There have been several major bankruptcies over the last year. Delta and Northwest declared bankruptcy within the last few months. Yesterday Delphi declared bankruptcy. Following United Airlines lead, I would expect all three to pass their underfunded pensions to the Pension Benefit Guaranty Corporation (PBGC) which is already showing a large deficit. If this happens, two parties will be hurt: US taxpayers and pension plan beneficiaries.
The pension crisis has been building for some time. Here is an oversimplified timeline. Until the early 1980s, most pensions were defined benefit plans. In these plans, each person will usually receive x% of their annual pay for their retirement income. For example, if a beneficiary’s annual income was $50,000/year, their retirement income would be 80% of $50,000, or $40,000 or something similar in structure. The beneficiary would consistently pay into the pension fund during their employment. Companies would have to contribute to these plans to enable the plans to pay their respective obligations. This is where on of the current problems occurs. Companies have routinely under-contributed or not contributed to their respective pension plans. Hence many plans are underfunded, or not able to pay all their respective beneficiaries.
In addition, when the PBGC takes over a plan, they do not pay all of the plans respective obligations. According to this table, the maximum benefit the PBGC will pay for a plan terminating in 2004 is $44,386.32/year. While this is not necessarily a bad thing, suppose the PBGC takes over an airline’s pension (like United’s) where some people (like pilots) were expecting a larger retirement payment – perhaps twice as large. These people who have been planning a retirement with income of X must now adjust to an income half as much as expected:
Murray Specktor, a first officer who flew Boeing 747-400s on Northwest Airlines’ Asian routes, took early retirement this year at the age of 52, knowing he wouldn’t get a huge pension.
But now that the carrier has filed for bankruptcy protection, he fears his monthly payments will be cut as much as 70 percent.
When the government takes over a pension plan, the payouts usually don’t change.
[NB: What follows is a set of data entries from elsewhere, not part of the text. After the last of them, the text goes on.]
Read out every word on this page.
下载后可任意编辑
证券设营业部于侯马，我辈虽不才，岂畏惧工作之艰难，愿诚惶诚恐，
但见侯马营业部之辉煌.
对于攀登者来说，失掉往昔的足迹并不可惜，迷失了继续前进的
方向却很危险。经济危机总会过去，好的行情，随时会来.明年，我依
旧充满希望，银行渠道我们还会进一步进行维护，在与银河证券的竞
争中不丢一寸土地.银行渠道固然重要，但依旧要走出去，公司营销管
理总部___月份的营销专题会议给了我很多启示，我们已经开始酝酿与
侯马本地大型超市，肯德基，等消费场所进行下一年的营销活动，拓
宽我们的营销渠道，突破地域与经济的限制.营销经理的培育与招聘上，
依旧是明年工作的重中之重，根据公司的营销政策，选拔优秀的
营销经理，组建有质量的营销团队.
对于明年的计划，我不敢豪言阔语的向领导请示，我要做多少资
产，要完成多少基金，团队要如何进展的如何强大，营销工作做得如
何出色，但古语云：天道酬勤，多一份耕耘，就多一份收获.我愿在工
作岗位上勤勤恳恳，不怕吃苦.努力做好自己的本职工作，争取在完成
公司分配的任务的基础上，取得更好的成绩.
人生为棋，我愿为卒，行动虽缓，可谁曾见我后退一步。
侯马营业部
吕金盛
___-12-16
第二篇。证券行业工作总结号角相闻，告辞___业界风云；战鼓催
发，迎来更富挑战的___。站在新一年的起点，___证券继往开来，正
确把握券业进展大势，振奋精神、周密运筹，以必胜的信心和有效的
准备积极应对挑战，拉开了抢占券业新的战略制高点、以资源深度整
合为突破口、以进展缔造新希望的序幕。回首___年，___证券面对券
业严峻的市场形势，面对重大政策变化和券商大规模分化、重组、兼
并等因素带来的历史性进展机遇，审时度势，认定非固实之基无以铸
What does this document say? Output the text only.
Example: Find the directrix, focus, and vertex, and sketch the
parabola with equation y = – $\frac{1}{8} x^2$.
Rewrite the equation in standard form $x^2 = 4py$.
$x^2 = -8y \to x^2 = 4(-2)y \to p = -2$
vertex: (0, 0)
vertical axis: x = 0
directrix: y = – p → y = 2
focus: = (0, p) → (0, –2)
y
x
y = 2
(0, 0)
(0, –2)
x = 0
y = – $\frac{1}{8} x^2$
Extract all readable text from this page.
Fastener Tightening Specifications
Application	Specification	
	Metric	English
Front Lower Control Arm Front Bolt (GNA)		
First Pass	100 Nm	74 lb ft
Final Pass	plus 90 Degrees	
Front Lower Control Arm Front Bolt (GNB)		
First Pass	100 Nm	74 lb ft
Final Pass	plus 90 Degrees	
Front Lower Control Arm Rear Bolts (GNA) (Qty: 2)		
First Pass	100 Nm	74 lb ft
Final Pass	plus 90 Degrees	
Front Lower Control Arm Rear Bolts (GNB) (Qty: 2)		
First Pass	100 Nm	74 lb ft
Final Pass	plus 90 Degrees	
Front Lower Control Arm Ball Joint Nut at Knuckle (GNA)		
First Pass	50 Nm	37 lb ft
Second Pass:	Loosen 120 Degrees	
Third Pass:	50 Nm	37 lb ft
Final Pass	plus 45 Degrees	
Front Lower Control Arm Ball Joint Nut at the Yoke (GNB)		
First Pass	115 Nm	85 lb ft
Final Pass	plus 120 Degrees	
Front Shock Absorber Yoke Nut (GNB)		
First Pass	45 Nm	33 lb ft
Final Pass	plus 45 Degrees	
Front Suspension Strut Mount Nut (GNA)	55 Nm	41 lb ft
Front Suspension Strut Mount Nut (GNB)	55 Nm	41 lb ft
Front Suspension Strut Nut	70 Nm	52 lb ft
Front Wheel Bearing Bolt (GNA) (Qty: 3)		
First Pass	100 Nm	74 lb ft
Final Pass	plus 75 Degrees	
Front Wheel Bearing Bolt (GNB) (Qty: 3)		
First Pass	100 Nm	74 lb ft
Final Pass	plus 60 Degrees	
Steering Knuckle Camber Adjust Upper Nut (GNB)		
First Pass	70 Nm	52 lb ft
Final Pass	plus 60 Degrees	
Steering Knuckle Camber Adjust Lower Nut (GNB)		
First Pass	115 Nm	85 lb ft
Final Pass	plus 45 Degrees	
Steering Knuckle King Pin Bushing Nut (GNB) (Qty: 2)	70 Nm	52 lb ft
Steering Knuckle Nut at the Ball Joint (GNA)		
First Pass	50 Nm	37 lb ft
But with airlines, pilots and sometimes other employees can take enormous hits when a plan is turned over to the PBGC. Federal law limits annual pension payments for plans canceled in 2005 to $45,613 for people who retire at age 65.
That would be a big hit for Les McNamee, who retired from Northwest in 2001 and draws an annual pension of $94,000. But McNamee, who still works fulltime flying corporate jets, said he’s saved diligently and is more concerned for other pilots than for himself.
Some people may have trouble sympathizing with well-paid pilots, said Norman Stein, a pension expert at the University of Alabama School of Law. But he pointed out that for many pilots, it’s almost too late to make up the difference.
“I think there’s something wrong with a system that can change, with the stroke of a pen, a $150,000 pension to a $35,000 pension overnight,” Stein said.
According to the PBGC’s latest annual report, they have a 23 billion dollar deficit. This is before they took over United’s pension plan, which was one of the largest pension defaults in US history. Now we have three new large bankruptcies with huge underfunded pension liabilities. According to the Heritage Foundation, Delta’s pension is underfunded by $10.6 billion, Northwest’s is $5.6 billion and Delphi’s is 4.7 billion. With these three bankruptcies, the PBGC’s deficit could double by the end of the year. The US taxpayer will be responsible for this.
For those of you reading this who are saying to themselves “it’s those damn unions”, please answer this question: “Why is democracy OK for Iraqis but not US employees?” A union is a group of people who use democratic principles to advance their objectives. Isn’t that what America is about?